Fica evidente que os doze desembargadores mais antigos do Tribunal Pleno, por força do dispositivo constitucional acima transcrito, têm direito líquido e certo à função no Órgão Especial, caso este seja criado. Nesses termos, os desembargadores do quinto só poderão integrar o Órgão Especial desde que eleitos, ou então em igualdade de condições com os desembargadores de carreira, seguindo a lista de antiguidade de ingresso no cargo de desembargador.

Por derradeiro, não é demais dizer que os atuais componentes do Órgão Especial não têm direito líquido e certo à permanência nele, já que, como se vem repetindo, o Órgão Especial não é um Tribunal dentro do outro e por isso mesmo os que lá estão exercem apenas funções delegadas.

Em sendo de elementar princípio de Direito Administrativo que o agente público não tem direito adquirido ao exercício de função pública, muito menos ao cargo público, uma vez que se insere dentro da discricionariedade constitucional da Administração Pública o poder-dever de extinguir funções ou cargos públicos, o que se pode dizer de uma Emenda Constitucional que obriga que a metade dos membros do Órgão Especial seja eleita entre os seus pares?

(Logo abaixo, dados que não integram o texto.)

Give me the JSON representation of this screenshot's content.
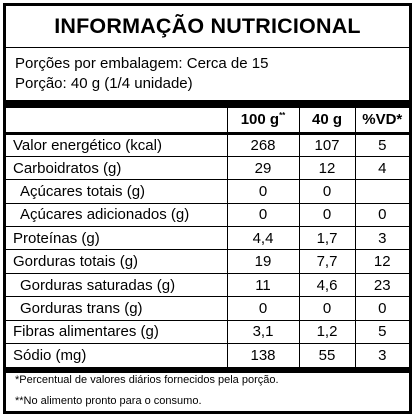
{
  "title": "INFORMAÇÃO NUTRICIONAL",
  "servings_per_package": "Porções por embalagem: Cerca de 15",
  "serving_size": "Porção: 40 g (1/4 unidade)",
  "headers": {
    "col_100g": "100 g",
    "col_100g_mark": "**",
    "col_serving": "40 g",
    "col_vd": "%VD*"
  },
  "rows": [
    {
      "name": "Valor energético (kcal)",
      "v100": "268",
      "vserv": "107",
      "vd": "5",
      "indent": false
    },
    {
      "name": "Carboidratos (g)",
      "v100": "29",
      "vserv": "12",
      "vd": "4",
      "indent": false
    },
    {
      "name": "Açúcares totais (g)",
      "v100": "0",
      "vserv": "0",
      "vd": "",
      "indent": true
    },
    {
      "name": "Açúcares adicionados (g)",
      "v100": "0",
      "vserv": "0",
      "vd": "0",
      "indent": true
    },
    {
      "name": "Proteínas (g)",
      "v100": "4,4",
      "vserv": "1,7",
      "vd": "3",
      "indent": false
    },
    {
      "name": "Gorduras totais (g)",
      "v100": "19",
      "vserv": "7,7",
      "vd": "12",
      "indent": false
    },
    {
      "name": "Gorduras saturadas (g)",
      "v100": "11",
      "vserv": "4,6",
      "vd": "23",
      "indent": true
    },
    {
      "name": "Gorduras trans (g)",
      "v100": "0",
      "vserv": "0",
      "vd": "0",
      "indent": true
    },
    {
      "name": "Fibras alimentares (g)",
      "v100": "3,1",
      "vserv": "1,2",
      "vd": "5",
      "indent": false
    },
    {
      "name": "Sódio (mg)",
      "v100": "138",
      "vserv": "55",
      "vd": "3",
      "indent": false
    }
  ],
  "footnotes": {
    "vd_note": "*Percentual de valores diários fornecidos pela porção.",
    "food_note": "**No alimento pronto para o consumo."
  }
}
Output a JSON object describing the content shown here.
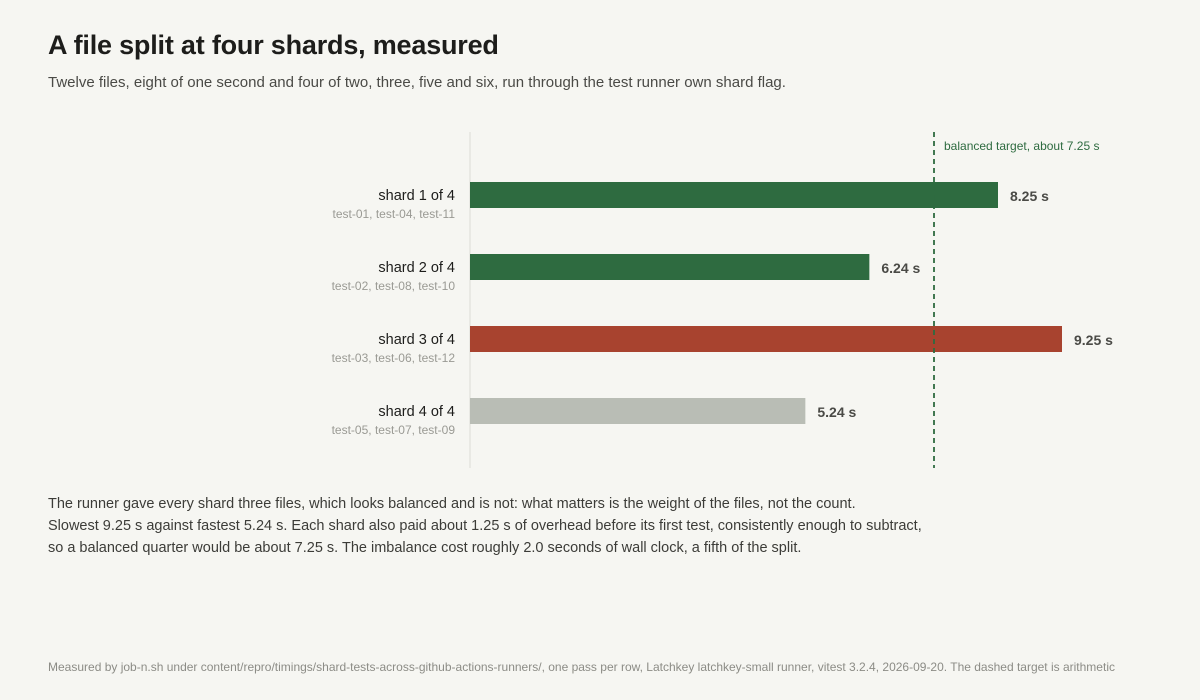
{
  "header": {
    "title": "A file split at four shards, measured",
    "subtitle": "Twelve files, eight of one second and four of two, three, five and six, run through the test runner own shard flag."
  },
  "chart_data": {
    "type": "bar",
    "orientation": "horizontal",
    "categories": [
      "shard 1 of 4",
      "shard 2 of 4",
      "shard 3 of 4",
      "shard 4 of 4"
    ],
    "sublabels": [
      "test-01, test-04, test-11",
      "test-02, test-08, test-10",
      "test-03, test-06, test-12",
      "test-05, test-07, test-09"
    ],
    "values": [
      8.25,
      6.24,
      9.25,
      5.24
    ],
    "value_labels": [
      "8.25 s",
      "6.24 s",
      "9.25 s",
      "5.24 s"
    ],
    "bar_colors": [
      "#2e6b40",
      "#2e6b40",
      "#a8432f",
      "#b9bdb5"
    ],
    "xlim": [
      0,
      9.25
    ],
    "grid": false,
    "reference_line": {
      "value": 7.25,
      "label": "balanced target, about 7.25 s",
      "color": "#2e6b40",
      "style": "dashed"
    }
  },
  "narrative": [
    "The runner gave every shard three files, which looks balanced and is not: what matters is the weight of the files, not the count.",
    "Slowest 9.25 s against fastest 5.24 s. Each shard also paid about 1.25 s of overhead before its first test, consistently enough to subtract,",
    "so a balanced quarter would be about 7.25 s. The imbalance cost roughly 2.0 seconds of wall clock, a fifth of the split."
  ],
  "footer": "Measured by job-n.sh under content/repro/timings/shard-tests-across-github-actions-runners/, one pass per row, Latchkey latchkey-small runner, vitest 3.2.4, 2026-09-20. The dashed target is arithmetic"
}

A meu ver, portanto, deverão os Presidentes dos Tribunais de Justiça do País convocar os respectivos Tribunais Plenos para reestruturarem e se organizarem segundo o novo preceito constitucional, começando com a aprovação ou não de Órgão Especial, eleição de desembargadores para cumprir a metade deste e a discriminação das funções administrativas e jurisdicionais delegadas.

Qualquer outra interpretação que se venha dar ao preceito constitucional emendado, com o objetivo de manter a estrutura organizacional atual será apenas, sem dúvida, para satisfazer vaidades pessoais, em flagrante prejuízo do princípio constitucional democrático da prevalência da vontade da maioria.